This is the official code repository for 'HumanMouse'. This gesture based screen navigation platform was developed for the CSE 314: Digital Image Processing course at SRM University, AP.
In these times of COVID-19 pandemic, everybody has been locked down inside their homes. In such a situation, where droplets containing the virus are transmitted through touch, it is better to avoid touching anything at all, even computer mice. Often in a software development environment, many developers work together utilizing the mouse whenever they feel so, often for longer durations. We neither know if this set of people is hygienic nor whoever/whatever they have touched through their bare hands.
Therefore, we decided to build a platform that takes in real-time videos of the finger gestures and performs mouse operations corresponding to them. In order to build that, we focused on four main things:
-
Image Acquisition
Through the wxpython library we make use of the webcam to produce frames of images in real-time. All operations henceforth are applied to each input image. -
Color Detection
We started with writing a python script that uses OpenCV among other libraries to facilitate color recognition. This was done to recognize the color of the sellotape wrapped to the finger. This will later help in segmentation. -
Image Enhancement and Morphological Operations
Firstly, every image is converted from RGB format to HSV (Hue, Saturation, Value) format in order to better detect the color. This is done because colors in the RGB colorspace are coded using the three channels, hence, it is more difficult to segment an object in the image based on its color. For this application, we are using shades of blue color as the target color range as the tape used is of blue color. However, you can use your own range as per the color of your sellotape.We create a primitive 'mask', i.e. an 8-bit binary image that renders 255 value to pixels falling under the given color range and 0 otherwise.

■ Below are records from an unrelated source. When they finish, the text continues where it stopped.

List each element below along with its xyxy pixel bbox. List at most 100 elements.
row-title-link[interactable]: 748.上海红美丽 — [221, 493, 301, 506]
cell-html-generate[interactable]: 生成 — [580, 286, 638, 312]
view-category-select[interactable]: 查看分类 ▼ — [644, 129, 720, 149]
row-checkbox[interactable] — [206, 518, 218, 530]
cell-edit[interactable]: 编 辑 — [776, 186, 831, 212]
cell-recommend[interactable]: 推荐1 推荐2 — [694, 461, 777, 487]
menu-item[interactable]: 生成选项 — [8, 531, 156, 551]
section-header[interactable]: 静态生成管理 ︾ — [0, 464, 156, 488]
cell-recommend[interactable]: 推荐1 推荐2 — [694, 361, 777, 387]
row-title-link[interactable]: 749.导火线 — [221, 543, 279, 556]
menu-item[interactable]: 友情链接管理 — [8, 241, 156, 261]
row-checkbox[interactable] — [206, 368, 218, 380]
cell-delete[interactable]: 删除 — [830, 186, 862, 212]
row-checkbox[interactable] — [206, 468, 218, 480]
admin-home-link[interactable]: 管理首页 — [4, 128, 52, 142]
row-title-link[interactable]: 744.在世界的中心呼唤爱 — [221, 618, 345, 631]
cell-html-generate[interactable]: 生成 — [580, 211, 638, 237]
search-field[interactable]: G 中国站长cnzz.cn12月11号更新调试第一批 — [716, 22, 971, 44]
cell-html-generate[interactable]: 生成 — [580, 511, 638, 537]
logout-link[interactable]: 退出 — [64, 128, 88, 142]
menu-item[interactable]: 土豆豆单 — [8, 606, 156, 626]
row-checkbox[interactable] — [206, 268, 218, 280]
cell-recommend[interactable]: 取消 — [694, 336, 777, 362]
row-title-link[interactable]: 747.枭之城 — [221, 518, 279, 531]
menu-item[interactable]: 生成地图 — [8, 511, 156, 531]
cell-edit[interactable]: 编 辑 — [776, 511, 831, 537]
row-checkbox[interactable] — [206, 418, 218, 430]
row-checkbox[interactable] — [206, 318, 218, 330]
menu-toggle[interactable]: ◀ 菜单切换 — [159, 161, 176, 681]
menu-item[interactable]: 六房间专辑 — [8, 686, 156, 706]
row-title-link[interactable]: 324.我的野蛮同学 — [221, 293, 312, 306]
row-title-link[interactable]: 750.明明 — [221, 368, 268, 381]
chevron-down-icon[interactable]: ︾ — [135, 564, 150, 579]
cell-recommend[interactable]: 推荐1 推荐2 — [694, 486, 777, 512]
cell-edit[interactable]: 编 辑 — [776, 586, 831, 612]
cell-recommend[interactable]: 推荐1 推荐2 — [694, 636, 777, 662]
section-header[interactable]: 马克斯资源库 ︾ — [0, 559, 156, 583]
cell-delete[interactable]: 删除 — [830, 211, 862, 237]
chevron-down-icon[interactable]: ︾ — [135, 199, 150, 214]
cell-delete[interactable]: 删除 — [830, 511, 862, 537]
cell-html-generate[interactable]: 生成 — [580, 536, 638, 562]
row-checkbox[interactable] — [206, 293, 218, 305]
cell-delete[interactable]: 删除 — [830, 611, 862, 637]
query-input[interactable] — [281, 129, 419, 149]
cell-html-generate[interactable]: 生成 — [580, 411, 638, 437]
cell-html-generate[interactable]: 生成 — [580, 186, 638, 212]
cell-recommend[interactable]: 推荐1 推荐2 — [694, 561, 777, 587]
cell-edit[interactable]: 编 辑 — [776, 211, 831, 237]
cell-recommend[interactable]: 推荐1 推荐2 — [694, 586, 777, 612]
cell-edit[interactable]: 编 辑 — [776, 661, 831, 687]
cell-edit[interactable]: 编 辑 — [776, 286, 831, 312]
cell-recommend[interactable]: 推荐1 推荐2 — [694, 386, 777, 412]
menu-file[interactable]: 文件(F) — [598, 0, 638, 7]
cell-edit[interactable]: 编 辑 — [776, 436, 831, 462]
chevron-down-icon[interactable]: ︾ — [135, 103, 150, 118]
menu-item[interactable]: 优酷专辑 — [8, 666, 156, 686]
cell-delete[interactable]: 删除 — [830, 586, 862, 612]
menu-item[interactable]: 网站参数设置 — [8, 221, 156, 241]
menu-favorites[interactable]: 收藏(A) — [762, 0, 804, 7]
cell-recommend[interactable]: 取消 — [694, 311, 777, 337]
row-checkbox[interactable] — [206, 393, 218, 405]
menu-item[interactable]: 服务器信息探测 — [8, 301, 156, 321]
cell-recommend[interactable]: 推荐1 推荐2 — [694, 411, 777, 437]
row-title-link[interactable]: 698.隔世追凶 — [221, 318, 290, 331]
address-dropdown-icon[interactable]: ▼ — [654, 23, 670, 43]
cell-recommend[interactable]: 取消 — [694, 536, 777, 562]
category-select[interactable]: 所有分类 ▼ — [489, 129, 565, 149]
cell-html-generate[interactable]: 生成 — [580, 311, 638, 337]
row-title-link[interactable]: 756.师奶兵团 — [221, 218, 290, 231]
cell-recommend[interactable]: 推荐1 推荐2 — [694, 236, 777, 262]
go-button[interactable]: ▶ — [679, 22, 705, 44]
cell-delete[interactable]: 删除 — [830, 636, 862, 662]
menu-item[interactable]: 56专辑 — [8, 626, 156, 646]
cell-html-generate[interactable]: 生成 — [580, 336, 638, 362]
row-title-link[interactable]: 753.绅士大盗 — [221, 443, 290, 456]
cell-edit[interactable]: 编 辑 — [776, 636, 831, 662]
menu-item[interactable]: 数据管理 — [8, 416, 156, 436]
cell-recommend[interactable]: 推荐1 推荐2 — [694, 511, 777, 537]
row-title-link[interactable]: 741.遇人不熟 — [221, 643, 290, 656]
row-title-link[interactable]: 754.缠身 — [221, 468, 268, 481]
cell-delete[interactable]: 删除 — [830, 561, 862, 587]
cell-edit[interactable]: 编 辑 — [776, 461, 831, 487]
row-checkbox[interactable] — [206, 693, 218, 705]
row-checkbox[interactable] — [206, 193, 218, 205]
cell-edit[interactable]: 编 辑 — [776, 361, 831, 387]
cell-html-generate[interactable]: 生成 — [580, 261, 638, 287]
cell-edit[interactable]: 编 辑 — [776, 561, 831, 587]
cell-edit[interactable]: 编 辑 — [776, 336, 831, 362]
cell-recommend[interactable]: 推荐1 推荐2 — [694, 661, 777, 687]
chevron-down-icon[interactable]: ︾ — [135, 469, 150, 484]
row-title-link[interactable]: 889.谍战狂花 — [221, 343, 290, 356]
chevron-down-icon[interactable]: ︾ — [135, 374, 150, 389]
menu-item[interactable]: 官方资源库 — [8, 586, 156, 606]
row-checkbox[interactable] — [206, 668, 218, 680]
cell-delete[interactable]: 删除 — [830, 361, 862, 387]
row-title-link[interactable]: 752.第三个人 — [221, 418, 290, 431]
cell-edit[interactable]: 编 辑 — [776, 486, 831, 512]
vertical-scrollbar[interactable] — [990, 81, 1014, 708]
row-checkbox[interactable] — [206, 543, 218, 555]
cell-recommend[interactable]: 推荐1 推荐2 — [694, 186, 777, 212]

However, this mask is extremely noisy and contains a lot more regions not required for segmentation. Here is where we apply Morphological Operations.
We use mainly two compound Morphological Operations: Opening (Erosion and then Dilation) and Closing (Dilation and then Erosion). Opening removes small objects from the foreground (usually taken as the bright pixels) of an image, placing them in the background i.e. remove unwanted noise. While closing removes small holes in the foreground, changing small islands of background into the foreground i.e. forming solid masks without noise in the foreground.
This gives us a noise-free mask for segmentation.
-
Contour Segmentation and Numbering
The mask generated is element-wise multiplied to the original HSV image and the segmented region is obtained in the image. This segmented region or AOI (Area of Interest) is referred to as contour here. There might be multiple contours in the same image. Hence the coordinates of each contour are saved in a 2D array. -
Corresponding Mouse Operation
As aforementioned, real-time images are taken and processed in a fraction of second to give an illusion of real-time video capture. However, the relationship between the contour coordinates in each image defines what mouse operation is to be performed.If 2 different contours (i.e. 2 fingers) are segmented, then traversal mode is activated, ie the position of the mouse can be manipulated (without holding). The Euclidean displacement of the center of the line joining the centers of the 2 contours between adjacent frames is calculated. This displacement (distance along with direction) is then translated into the size of the screen resolution. This is how the new position of the cursor is calculated. The actual movement of the cursor, however, happens with the help of pynput library.
Similarly, If 1 large contour (i.e. 2 fingers pinching) is segmented, then left-click mode is activated, ie the file the cursor was pointing at is selected, if the contour is moved, the file is held and hence also moves.
If 3 different contours (i.e. 3 fingers) are segmented, then right-click mode is activated, ie the file the cursor was pointing at is selected and right-click options are revealed.
Finally, if 4 different contours (i.e. 4 fingers) are segmented, then double click mode is activated, ie the file the cursor was pointing at is selected and opened.
P.S: To better understand this, please go through the video hyperlinked below.
Dependencies:
- Python
- OpenCV
- Numpy
- pynput
- wxpython
Domains:
- Digital Image Processing
- Computer Vision
- Human Computer Interaction
To perform 'Traversal' i.e. changing position of cursor:
To perform 'Left Click':
To perform 'Right Click':
To perform 'Double Click':
Have a look at this demonstrative video.
- Clone this repository.
git clone https://github.com/7uhinn/HumanMouse
- Move into the cloned repository.
cd HumanMouse
- If you don't already have the required libraries: run this command
pip3 install -r requirements.txt
- The required dependencies will be installed.
- Now, apply sellotape to the both the index fingers, middle finger of one hand and the thumb of the other. After that run this command
python3 mouse.py
- Perform aforementioned gestures to perform corresponding mouse operations.